If we look at the graphs of these functions, we can see that the line $y=1-2x$ is tangent to the curve $y=(1+x)^{-2}$ at $(0, 1)$.
So the slope of the curve at $(0, 1)$ is $-2$. When you learn calculus, you will learn how to find the slope of a tangent at a point on a curve. But here's a "sneak preview". Let's find the slope $m$ of the line through $(0, 1)$ and $(x, 1/(1+x)^2)$ for some small $x$. $$m=\frac{1-1/(1+x)^2}{x}$$ $$m=\frac{-2-x}{(1+x)^2}$$ As $x$ gets close to $0$, $m$ gets close to $-2$.
FWIW, we can find the series
$$\frac1{(1+x)^2}=1-2x+3x^2-4x^3+5x^4-6x^5+\dots$$ which is valid for $|x|<1$, using polynomial long division.

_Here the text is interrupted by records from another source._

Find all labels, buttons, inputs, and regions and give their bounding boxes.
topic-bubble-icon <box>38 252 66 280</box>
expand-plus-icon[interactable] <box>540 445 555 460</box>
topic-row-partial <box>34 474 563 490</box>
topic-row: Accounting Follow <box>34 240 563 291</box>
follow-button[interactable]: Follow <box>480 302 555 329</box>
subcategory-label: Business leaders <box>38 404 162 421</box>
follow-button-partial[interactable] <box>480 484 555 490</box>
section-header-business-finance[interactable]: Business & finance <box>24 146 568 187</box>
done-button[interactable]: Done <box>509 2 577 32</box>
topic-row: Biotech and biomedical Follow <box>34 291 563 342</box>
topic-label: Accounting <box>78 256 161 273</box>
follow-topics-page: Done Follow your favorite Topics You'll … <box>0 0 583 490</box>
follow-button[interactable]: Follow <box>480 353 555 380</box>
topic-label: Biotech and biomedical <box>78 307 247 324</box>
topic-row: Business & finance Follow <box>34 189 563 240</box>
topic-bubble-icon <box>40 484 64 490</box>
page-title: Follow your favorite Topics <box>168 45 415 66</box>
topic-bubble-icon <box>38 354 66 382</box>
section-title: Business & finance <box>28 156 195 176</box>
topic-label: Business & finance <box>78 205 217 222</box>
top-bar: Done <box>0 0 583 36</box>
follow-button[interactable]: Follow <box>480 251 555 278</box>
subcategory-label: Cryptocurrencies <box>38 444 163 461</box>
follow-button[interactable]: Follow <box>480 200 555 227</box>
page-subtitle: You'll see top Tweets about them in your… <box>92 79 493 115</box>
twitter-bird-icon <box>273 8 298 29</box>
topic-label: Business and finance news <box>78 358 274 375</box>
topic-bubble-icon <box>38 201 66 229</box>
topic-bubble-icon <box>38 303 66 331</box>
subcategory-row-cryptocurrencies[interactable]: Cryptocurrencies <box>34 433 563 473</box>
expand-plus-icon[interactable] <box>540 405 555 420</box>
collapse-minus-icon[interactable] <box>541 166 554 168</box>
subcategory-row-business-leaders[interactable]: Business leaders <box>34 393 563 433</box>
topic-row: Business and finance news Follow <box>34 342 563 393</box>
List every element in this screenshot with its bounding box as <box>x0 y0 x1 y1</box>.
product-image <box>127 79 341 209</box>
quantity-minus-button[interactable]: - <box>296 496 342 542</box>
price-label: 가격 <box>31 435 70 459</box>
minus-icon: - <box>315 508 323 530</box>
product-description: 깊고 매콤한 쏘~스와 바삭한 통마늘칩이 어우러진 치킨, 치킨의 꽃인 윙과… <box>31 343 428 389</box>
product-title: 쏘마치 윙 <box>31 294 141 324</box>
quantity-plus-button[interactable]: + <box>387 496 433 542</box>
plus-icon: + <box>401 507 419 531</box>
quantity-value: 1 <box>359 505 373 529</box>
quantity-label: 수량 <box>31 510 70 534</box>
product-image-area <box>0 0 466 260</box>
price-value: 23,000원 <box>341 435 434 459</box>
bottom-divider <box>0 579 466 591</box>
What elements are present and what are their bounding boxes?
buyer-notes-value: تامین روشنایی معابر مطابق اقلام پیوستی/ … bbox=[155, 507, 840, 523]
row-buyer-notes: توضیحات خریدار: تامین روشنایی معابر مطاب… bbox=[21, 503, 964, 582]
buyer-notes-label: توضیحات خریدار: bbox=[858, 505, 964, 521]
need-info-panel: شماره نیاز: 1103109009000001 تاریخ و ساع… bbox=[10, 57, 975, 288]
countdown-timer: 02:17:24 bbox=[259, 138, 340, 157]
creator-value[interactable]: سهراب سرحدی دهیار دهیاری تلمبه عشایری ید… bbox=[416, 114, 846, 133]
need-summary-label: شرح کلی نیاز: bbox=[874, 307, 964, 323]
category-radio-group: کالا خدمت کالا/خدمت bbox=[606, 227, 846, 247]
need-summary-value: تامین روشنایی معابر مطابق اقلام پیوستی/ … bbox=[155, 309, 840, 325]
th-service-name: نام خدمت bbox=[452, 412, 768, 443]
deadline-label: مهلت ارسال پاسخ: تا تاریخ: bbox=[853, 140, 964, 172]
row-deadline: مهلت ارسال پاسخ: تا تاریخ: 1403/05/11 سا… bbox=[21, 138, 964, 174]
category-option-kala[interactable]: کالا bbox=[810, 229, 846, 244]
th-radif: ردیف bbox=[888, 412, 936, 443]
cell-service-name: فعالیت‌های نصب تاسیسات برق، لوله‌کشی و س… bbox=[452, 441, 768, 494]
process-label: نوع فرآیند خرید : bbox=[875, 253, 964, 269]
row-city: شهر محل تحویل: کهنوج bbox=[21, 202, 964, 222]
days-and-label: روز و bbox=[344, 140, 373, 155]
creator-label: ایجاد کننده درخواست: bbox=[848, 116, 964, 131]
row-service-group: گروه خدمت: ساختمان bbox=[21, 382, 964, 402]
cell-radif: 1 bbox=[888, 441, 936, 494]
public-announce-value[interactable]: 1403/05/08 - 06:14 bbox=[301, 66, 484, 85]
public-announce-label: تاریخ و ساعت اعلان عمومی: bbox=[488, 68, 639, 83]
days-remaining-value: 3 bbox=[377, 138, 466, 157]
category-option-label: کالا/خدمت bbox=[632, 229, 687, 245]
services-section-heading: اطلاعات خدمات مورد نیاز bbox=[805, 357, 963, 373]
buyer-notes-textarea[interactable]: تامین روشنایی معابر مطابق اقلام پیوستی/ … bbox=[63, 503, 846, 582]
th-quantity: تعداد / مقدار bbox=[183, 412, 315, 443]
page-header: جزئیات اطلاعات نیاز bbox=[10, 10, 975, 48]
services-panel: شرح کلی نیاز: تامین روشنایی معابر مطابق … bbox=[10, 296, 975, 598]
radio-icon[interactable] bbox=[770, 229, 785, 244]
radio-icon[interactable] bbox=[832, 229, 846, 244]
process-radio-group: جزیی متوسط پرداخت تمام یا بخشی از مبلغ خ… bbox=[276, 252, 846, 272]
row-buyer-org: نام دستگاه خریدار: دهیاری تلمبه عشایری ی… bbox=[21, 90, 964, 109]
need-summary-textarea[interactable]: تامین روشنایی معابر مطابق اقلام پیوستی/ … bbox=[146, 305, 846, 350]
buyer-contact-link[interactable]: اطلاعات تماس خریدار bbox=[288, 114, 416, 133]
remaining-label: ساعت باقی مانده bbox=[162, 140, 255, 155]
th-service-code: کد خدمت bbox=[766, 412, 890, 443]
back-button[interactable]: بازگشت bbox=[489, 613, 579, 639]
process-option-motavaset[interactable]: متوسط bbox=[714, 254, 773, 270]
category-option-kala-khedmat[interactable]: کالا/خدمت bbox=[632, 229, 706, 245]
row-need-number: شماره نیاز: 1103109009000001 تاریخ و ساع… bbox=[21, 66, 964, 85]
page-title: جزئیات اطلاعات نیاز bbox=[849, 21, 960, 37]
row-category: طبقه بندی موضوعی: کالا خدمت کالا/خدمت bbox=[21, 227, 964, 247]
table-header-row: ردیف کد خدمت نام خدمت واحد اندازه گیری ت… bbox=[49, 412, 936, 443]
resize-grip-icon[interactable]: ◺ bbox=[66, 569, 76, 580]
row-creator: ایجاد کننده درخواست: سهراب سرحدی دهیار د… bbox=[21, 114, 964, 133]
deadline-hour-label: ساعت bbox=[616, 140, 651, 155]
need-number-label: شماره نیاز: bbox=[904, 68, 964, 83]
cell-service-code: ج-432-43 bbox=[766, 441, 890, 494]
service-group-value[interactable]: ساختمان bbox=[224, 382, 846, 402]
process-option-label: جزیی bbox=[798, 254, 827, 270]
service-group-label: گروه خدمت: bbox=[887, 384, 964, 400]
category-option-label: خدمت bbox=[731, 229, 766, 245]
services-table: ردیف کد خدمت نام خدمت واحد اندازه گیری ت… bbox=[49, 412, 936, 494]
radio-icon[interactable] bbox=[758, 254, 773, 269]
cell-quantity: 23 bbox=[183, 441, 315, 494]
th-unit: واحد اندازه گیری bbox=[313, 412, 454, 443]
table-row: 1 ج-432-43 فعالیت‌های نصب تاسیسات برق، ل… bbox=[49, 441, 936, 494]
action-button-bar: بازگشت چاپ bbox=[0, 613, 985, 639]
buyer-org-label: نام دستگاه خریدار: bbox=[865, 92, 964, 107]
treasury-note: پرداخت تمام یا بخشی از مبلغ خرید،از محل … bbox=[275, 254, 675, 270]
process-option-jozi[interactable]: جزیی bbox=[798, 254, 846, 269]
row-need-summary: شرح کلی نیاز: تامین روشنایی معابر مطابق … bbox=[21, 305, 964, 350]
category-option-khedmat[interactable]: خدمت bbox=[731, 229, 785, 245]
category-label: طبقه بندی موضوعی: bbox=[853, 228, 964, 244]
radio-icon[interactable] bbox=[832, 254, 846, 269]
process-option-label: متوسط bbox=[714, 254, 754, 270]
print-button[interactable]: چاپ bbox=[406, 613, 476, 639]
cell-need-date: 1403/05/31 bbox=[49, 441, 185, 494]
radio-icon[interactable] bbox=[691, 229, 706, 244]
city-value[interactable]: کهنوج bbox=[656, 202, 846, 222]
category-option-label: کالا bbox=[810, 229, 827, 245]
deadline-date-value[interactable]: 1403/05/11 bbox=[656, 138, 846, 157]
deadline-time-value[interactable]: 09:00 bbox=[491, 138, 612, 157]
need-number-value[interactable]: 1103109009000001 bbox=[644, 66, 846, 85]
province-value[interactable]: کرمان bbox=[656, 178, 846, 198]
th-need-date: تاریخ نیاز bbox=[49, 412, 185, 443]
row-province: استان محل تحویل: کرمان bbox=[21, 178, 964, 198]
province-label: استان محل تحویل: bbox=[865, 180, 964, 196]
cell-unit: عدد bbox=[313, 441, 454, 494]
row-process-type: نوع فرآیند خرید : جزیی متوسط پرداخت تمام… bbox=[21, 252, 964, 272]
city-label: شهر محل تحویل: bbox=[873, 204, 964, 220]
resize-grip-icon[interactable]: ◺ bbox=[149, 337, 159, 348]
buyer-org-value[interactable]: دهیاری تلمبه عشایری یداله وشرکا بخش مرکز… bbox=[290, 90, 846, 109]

$$\begin{align} &\underline{1-2x+3x^2-\dots}\\ 1+2x+x^2)&1\\ &\underline{1+2x+x^2}\\ &-2x-x^2\\ &\underline{-2x-4x^2-2x^3}\\ &3x^2+2x^3\\ &\underline{3x^2+6x^3+3x^4}\\ &-4x^3-3x^4\\ \end{align}$$ Etc.
And we can verify it by multiplication:
$$\begin{array}{r|rrrrrrr} 1 & 1 & -2x & +3x^2 & -4x^3 & +5x^4 & -6x^5 & \dots\\ 2x & & 2x & -4x^2 & +6x^3 & -8x^4 & +10x^5 & \dots\\ x^2 & & & x^2 & -2x^3 & +3x^4 & -4x^5 & \dots\\ \end{array}$$
For small $\frac hR$, ignore the terms of $(\frac hR)^2$ below
$$\left(1+\frac{h}{R}\right)^{-2} = \frac1{1+\frac{2h}{R}+( \frac{h}{R})^2} \approx \frac1{1+\frac{2h}{R}} = \frac{1-\frac{2h}{R}}{1-(\frac{2h}{R})^2} \approx 1-\frac{2h}{R} $$